# Math Help - Quick one about trig identities

1. ## Quick one about trig identities

Hey there MHF.

I got a quick question with hopefully a quick answer.

How does $\frac{sin^2x}{cos^2x}+1=sec^2x$ ?

Thanks!

2. ## Re: Quick one about trig identities

Originally Posted by Paze
Hey there MHF.

I got a quick question with hopefully a quick answer.

How does $\frac{sin^2x}{cos^2x}+1=sec^2x$ ?

Thanks!
\displaystyle \begin{align*} \sin^2{(x)} + \cos^2{(x)} &= 1 \\ \frac{\sin^2{(x)} + \cos^2{(x)}}{\cos^2{(x)}} &= \frac{1}{\cos^2{(x)}} \\ \frac{\sin^2{(x)}}{\cos^2{(x)}} + 1 &= \sec^2{(x)} \end{align*}

3. ## Re: Quick one about trig identities

it's simple, look:

to get the proof of this identity you have to choose a side of equation to start and get the other side. Using the left side we have:

$\dfrac{\sin^2 x}{\cos^2 x}+1=\dfrac{\sin^2 x +\cos^2 x}{\cos^2 x}=\dfrac{1}{\cos^2 x}=\sec^2 x$

I hope you understood, greetings

4. ## Re: Quick one about trig identities

Thanks guys. I did not realize that sin(x)+cos(x)=1. Is there a quick proof for that one or? Is it only when they are squared maybe..?

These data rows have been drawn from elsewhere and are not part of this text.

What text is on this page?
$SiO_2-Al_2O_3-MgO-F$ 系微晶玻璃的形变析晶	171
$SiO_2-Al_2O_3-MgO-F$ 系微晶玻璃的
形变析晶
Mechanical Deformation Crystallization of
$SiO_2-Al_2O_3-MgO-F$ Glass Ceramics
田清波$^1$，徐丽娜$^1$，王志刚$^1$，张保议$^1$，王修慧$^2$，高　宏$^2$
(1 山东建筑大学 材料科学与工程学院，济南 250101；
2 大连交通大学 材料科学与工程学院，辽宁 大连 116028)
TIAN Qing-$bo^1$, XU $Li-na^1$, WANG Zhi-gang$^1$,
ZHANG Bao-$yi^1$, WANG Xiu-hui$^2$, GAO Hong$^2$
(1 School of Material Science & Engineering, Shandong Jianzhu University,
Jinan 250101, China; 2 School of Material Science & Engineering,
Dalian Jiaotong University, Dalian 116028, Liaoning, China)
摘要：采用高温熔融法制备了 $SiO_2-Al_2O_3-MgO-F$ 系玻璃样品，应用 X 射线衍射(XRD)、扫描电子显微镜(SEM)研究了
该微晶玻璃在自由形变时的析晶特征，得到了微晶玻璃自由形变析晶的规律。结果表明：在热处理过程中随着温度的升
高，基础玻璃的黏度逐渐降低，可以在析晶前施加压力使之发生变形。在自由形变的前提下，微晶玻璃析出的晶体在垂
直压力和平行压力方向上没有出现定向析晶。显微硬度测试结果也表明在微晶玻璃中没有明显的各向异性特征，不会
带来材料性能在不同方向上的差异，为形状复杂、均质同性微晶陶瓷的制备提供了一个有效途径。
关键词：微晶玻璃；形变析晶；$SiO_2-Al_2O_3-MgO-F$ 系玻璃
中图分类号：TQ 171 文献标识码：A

5. ## Re: Quick one about trig identities

No! be carefully it's $cos^2 x + \sin^2 x =1$ pay attention with the squares! that's called "fundamental trigonometric's identity" and it's valid for all $x \in \mathbb{R}$

there's a proof I think you can find it in wiki or any precalculus book

6. ## Re: Quick one about trig identities

Think of the unit circle. If you draw in a radius, it makes an angle \displaystyle \begin{align*} \theta \end{align*} with the positive x-axis. Then draw a segment from the end of the radius to the x-axis, you will have a right-angle triangle. The horizontal length is \displaystyle \begin{align*} \cos{(\theta)} \end{align*} and the vertical length is \displaystyle \begin{align*} \sin{(\theta)} \end{align*}. Since it's a right-angle-triangle, Pythagoras' Theorem holds, and so \displaystyle \begin{align*} \left[ \sin{(\theta)} \right] ^2 + \left[ \cos^2{(\theta)} \right]^2 = 1^2 \end{align*}, or \displaystyle \begin{align*} \sin^2{(\theta)} + \cos^2{(\theta)} = 1 \end{align*}. This is true no matter the value of \displaystyle \begin{align*} \theta \end{align*}.

7. ## Re: Quick one about trig identities

Originally Posted by Prove It
Think of the unit circle. If you draw in a radius, it makes an angle \displaystyle \begin{align*} \theta \end{align*} with the positive x-axis. Then draw a segment from the end of the radius to the x-axis, you will have a right-angle triangle. The horizontal length is \displaystyle \begin{align*} \cos{(\theta)} \end{align*} and the vertical length is \displaystyle \begin{align*} \sin{(\theta)} \end{align*}. Since it's a right-angle-triangle, Pythagoras' Theorem holds, and so \displaystyle \begin{align*} \left[ \sin{(\theta)} \right] ^2 + \left[ \cos^2{(\theta)} \right]^2 = 1^2 \end{align*}, or \displaystyle \begin{align*} \sin^2{(\theta)} + \cos^2{(\theta)} = 1 \end{align*}. This is true no matter the value of \displaystyle \begin{align*} \theta \end{align*}.
Spot on as always! Thank you, Prove It!